Born in 1892 to a Methodist and WCTU family in Wheeling, West Virginia, Cassiday (pronounced "Cass-i-dee") served in a tank crew during World War I. Post-war, he founded the Irish War Veterans Association. When he could not qualify for his pre-war job working for the Pennsylvania Railroad, he came to bootlegging almost by accident. "A friend of mine told me that liquor was bringing better prices on Capitol Hill than anywhere else in Washington and that a living could be made supplying the demand," he wrote in the Post. His first customers were two southern congressmen, both of whom had voted for the Eighteenth Amendment and the Volstead Act.

==Bootlegging career==
Cassiday operated from the Cannon House Office Building from 1920 to 1925. In 1925, he would be arrested wearing a felt green hat. This granted him the moniker "the man in the green hat", in reference to the Michael Arlen novel of the same name. Following this arrest, he moved to the Russell Senate Office Building, as he noted that senators were more discreet. After his final arrest in February 1930, Cassiday agreed to stop bootlegging. That fall, he agreed to write a series of six articles for The Washington Post. With the exception of naming names, he told his entire story, including how he got his start, where he bought the booze, how he smuggled it in, and how Congress gave him an office to work from. The series ran October 24–29, 1930 (the Post ran an introductory article on October 23). The final article ran exactly one week before the midterm election day.

Cassiday met most members of Congress during his ten years bootlegging. He wrote, "As the result of my experience on Capitol Hill since prohibition went into effect I would say that four out of five senators and congressmen consume liquor either at their offices or their homes."

Cassiday concluded his article series by declaring that he was giving up bootlegging. He accepted responsibility, but said that Congress was likewise culpable. "Considering that I took the risk and did the leg work from 1920 to 1930, I am more than willing to let the general public decide how I stack up with the senator or representative who ordered the stuff and consumed it on the premises or transported it to his home." Cassiday's articles in The Washington Post were a contributing factor to the Republican defeat in the 1930 midterm election. The dry Republican majority was ousted, and replaced by a wet Democratic majority that supported the repeal of Prohibition.
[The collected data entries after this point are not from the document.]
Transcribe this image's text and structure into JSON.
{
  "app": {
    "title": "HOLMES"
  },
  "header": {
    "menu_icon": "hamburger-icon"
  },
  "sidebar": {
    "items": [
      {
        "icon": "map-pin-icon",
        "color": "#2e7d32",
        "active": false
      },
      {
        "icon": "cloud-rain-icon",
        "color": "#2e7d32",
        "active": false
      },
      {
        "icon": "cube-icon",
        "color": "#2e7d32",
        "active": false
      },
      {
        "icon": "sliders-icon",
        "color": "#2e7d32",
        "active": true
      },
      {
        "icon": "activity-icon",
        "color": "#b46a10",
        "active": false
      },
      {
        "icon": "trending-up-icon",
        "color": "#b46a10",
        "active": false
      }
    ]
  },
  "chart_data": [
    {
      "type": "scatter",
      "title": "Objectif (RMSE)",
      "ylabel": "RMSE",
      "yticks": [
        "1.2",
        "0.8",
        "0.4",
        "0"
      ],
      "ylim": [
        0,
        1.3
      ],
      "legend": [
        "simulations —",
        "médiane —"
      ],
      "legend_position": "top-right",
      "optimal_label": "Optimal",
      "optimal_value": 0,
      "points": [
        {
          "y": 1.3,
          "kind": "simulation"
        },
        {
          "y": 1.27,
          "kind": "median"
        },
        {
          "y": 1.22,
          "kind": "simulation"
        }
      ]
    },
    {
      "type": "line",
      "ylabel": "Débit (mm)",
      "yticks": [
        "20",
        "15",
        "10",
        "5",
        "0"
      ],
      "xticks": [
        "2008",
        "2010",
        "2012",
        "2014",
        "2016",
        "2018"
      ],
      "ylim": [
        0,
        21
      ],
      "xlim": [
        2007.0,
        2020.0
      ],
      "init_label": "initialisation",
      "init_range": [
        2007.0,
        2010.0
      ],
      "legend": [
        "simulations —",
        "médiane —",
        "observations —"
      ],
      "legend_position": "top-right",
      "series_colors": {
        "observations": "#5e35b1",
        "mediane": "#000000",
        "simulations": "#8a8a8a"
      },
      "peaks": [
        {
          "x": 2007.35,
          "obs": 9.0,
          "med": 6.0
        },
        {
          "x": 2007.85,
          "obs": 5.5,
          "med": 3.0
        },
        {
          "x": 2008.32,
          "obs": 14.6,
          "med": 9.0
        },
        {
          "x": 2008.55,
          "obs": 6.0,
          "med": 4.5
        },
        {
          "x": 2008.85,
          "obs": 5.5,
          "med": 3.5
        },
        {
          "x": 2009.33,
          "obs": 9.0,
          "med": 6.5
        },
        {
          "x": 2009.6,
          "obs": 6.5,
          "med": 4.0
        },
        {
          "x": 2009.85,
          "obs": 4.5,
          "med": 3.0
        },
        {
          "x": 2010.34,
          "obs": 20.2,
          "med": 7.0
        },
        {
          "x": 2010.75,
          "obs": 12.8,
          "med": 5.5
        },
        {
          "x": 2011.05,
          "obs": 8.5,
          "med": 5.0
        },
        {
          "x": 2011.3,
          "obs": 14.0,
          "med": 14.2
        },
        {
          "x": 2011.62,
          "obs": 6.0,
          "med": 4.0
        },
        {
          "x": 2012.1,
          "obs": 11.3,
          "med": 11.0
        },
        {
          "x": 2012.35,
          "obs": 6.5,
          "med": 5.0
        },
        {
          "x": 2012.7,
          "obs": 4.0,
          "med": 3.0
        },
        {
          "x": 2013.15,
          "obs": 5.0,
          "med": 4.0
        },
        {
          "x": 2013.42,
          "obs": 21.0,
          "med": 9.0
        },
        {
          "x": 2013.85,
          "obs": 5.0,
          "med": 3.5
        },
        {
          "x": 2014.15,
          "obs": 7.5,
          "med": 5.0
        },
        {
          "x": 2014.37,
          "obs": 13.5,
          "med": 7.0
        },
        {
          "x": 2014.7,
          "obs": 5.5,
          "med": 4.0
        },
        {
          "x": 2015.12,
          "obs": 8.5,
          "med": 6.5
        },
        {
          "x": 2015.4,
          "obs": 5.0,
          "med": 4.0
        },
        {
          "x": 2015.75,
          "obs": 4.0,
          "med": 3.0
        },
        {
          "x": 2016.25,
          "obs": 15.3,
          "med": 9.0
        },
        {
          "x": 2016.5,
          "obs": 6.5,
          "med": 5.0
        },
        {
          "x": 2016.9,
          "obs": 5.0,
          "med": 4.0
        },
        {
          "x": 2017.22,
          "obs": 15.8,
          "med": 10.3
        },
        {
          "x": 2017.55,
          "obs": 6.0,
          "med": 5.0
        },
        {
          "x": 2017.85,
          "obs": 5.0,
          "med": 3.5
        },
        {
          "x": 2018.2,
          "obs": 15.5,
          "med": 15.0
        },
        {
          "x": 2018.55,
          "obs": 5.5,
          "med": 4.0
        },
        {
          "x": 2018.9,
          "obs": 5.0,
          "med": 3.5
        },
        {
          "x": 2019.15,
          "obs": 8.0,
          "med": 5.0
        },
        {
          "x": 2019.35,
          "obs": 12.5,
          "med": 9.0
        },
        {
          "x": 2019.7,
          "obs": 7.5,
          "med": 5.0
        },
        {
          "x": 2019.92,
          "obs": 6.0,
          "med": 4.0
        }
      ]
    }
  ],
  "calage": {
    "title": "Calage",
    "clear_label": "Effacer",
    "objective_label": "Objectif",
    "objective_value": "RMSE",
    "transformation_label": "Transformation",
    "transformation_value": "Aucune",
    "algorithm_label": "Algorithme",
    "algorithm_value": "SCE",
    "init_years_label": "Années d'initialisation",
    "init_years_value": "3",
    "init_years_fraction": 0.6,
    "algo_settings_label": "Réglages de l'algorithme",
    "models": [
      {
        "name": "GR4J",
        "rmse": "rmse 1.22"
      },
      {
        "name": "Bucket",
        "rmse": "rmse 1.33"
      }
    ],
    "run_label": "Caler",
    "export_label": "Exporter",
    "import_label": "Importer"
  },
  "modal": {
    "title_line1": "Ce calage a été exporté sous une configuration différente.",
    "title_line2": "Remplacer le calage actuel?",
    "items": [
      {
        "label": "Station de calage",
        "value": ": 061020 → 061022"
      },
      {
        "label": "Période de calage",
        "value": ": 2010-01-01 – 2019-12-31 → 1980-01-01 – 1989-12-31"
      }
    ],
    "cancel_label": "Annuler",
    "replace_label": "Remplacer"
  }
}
==Arrest, conviction and later life==
After his 1930 arrest, Cassiday was convicted of a felony and sentenced to eighteen months imprisonment. He never spent a night in prison, as he was allowed to sign out every night and sign back in the next morning. He went on to work in a shoe factory and several hotels in the Washington area. He died in 1967 at the age of 74. Cassiday's second wife destroyed the "black book" that Cassiday used to keep track of customers and their purchases. He never revealed the identities of his customers, beyond admitting that it was most of Congress.

In 2012, the first post-Prohibition distillery in Washington, DC, New Columbia Distillers, launched Green Hat Gin named after Cassiday.